Witness, for instance, 'Ain't It A Sin'. “It's my turn to love and be loved”, the song begins, over a furiously funky backdrop, the kind for which Bradley has become rightly recognised over his two previous releases for Daptone. The chorus hook is a killer: “if you ain't gonna do me right, I might just do you in. Ain't it a sin?”, he imparts, with a dose of malevolence. Bradley means business, and he wants America and the world to know. It would be easy for this sense of purpose, this quest for justice, to be lost amidst what is, essentially, a plainly brilliant song sure to get dancefloors and festival fields moving this summer, but it seems that, as well as wanting to make people dance, Bradley wants to make them think. In these days of heightened racial tensions, his message seems timely.

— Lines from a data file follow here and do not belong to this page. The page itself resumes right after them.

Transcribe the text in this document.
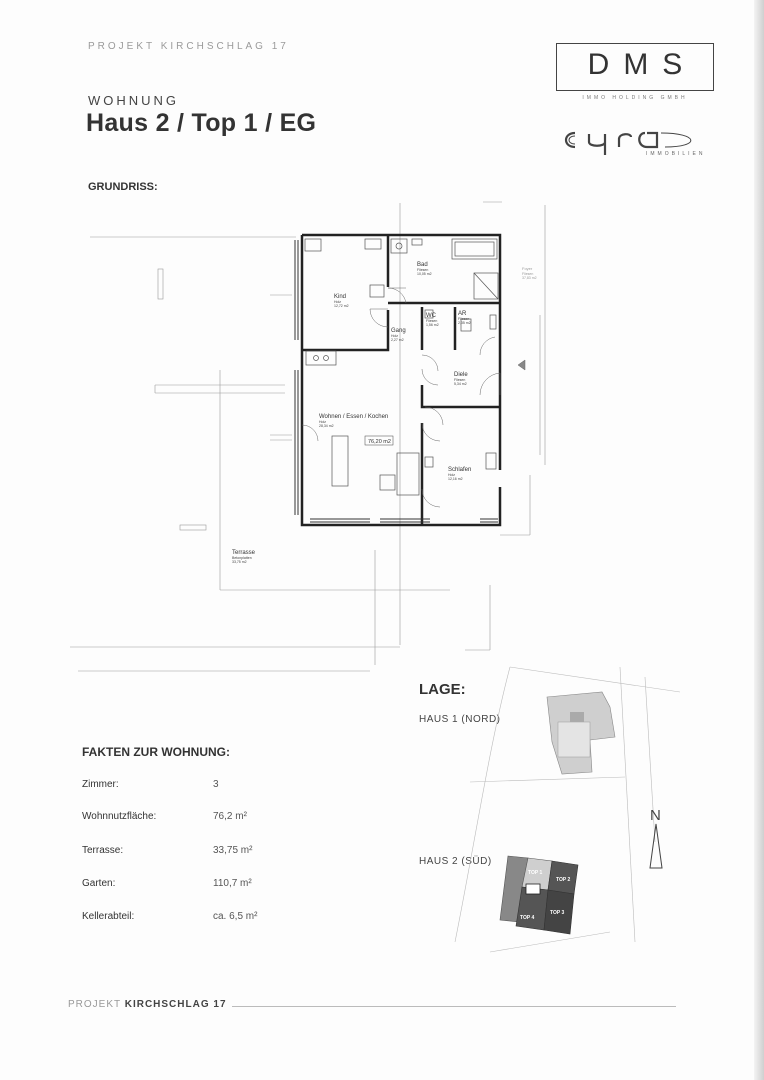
PROJEKT KIRCHSCHLAG 17
WOHNUNG
Haus 2 / Top 1 / EG
DMS
IMMO HOLDING GMBH
IMMOBILIEN
GRUNDRISS:
Kind
Holz
12,72 m2
Bad
Fliesen
10,05 m2
Gang
Holz
2,27 m2
WC
Fliesen
1,56 m2
AR
Fliesen
2,35 m2
Diele
Fliesen
5,34 m2
Wohnen / Essen / Kochen
Holz
28,34 m2
76,20 m2
Schlafen
Holz
12,16 m2
Terrasse
Betonplatten
33,75 m2
Foyer
Fliesen
37,83 m2
LAGE:
HAUS 1 (NORD)
HAUS 2 (SÜD)
TOP 1
TOP 2
TOP 3
TOP 4
N
FAKTEN ZUR WOHNUNG:
Zimmer:	3
Wohnnutzfläche:	76,2 m²
Terrasse:	33,75 m²
Garten:	110,7 m²
Kellerabteil:	ca. 6,5 m²
PROJEKT KIRCHSCHLAG 17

The title track is a cover of the Black Sabbath original. A seemingly unlikely choice on paper, the treatment given to it by Bradley and his Menahan Street Band colleagues renders it entirely his. It is a triumph, as the languid 6/8 gives him ample opportunity to extract every possible ounce of emotion from the song's simple chorus line “I'm going through changes....in my life”. A track earlier, 'Ain't Gonna Give It Up' has shown an entirely different side to things, as a lighter groove, some wonderful pizzicato brass and a gloriously spacious sonic palette leave plenty of room for the full extent of his incredible vocal prowess to be exhibited. Not merely for effect is it shown off however. Since his 2011 debut, the scope of Bradley's songwriting and execution has expanded beyond all recognition. No more is he just the owner of a brilliant rags to riches story, having lived a life in dead end jobs and on the streets before being discovered by the Daptone's Gabriel Roth impersonating James Brown. Now, despite his vocal inflexions bearing more than a passing resemblance to those of the great man, he is a formidable artist in his own right with an ever-expanding canon of powerful and affecting songs.

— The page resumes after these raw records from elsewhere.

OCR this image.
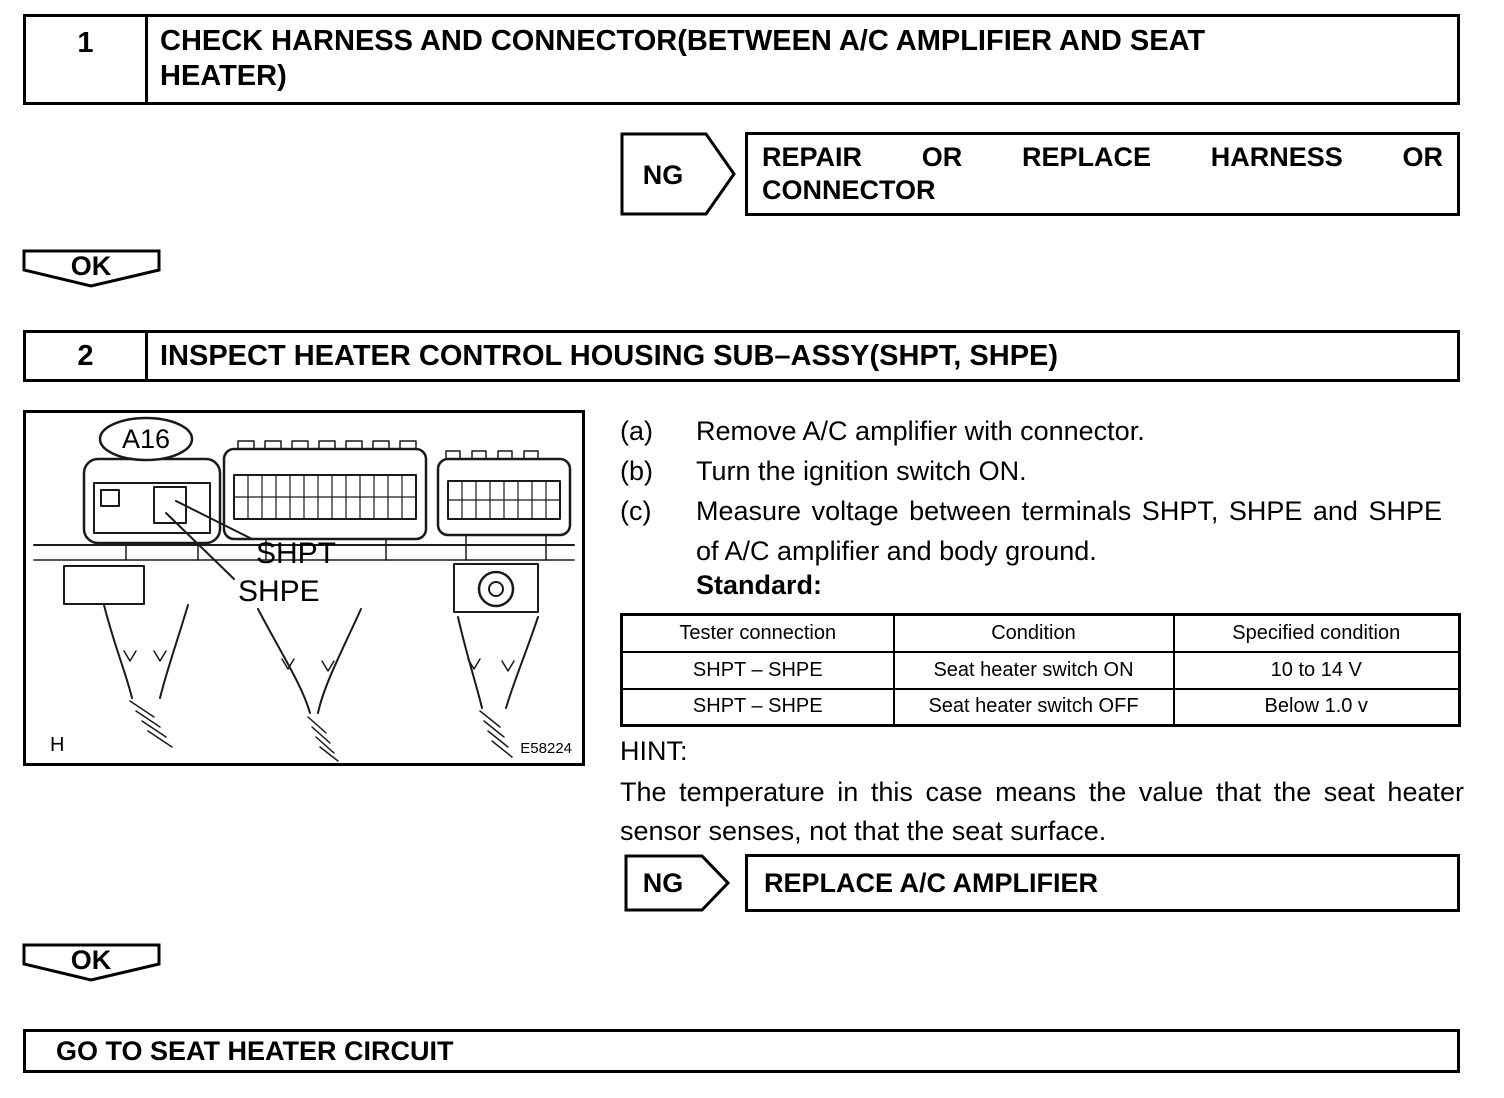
1	CHECK HARNESS AND CONNECTOR(BETWEEN A/C AMPLIFIER AND SEAT HEATER)
NG
REPAIR OR REPLACE HARNESS OR
CONNECTOR
OK
2	INSPECT HEATER CONTROL HOUSING SUB–ASSY(SHPT, SHPE)
A16
SHPT
SHPE
H	E58224
(a)	Remove A/C amplifier with connector.
(b)	Turn the ignition switch ON.
(c)	Measure voltage between terminals SHPT, SHPE and SHPE of A/C amplifier and body ground.
Standard:
Tester connection	Condition	Specified condition
SHPT – SHPE	Seat heater switch ON	10 to 14 V
SHPT – SHPE	Seat heater switch OFF	Below 1.0 v
HINT:
The temperature in this case means the value that the seat heater sensor senses, not that the seat surface.
NG	REPLACE A/C AMPLIFIER
OK
GO TO SEAT HEATER CIRCUIT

Not everything works quite as well. 'You Think I Don't Know (But I Know)', by comparison to what goes before, feels lightweight and inconsequential. On other albums this could be a key song, but here it simply doesn't seem to fit. Thankfully, 'Change for the World' immediately sets thanks aright with a powerful and plangent horn hook setting the scene for Bradley to angrily intone "if we're not careful, we'll be back segregated. Change for the better of your soul...I've gotta give you my love. If you don't know by now, just check yourself”. His message of changing the world through love has been delivered many times, but not like this. “Stop hiding behind religion....heaven is crying...God is unhappy....Put away the guns and take this love”. It might well sound like a sermon, but fortunately, as well as being a sentiment we all need to hear, it is, like 'Ain't It a Sin' earlier, a song that it is impossible not to dance to. Charles Bradley is trying to change the world. Let's see if we can't help him succeed.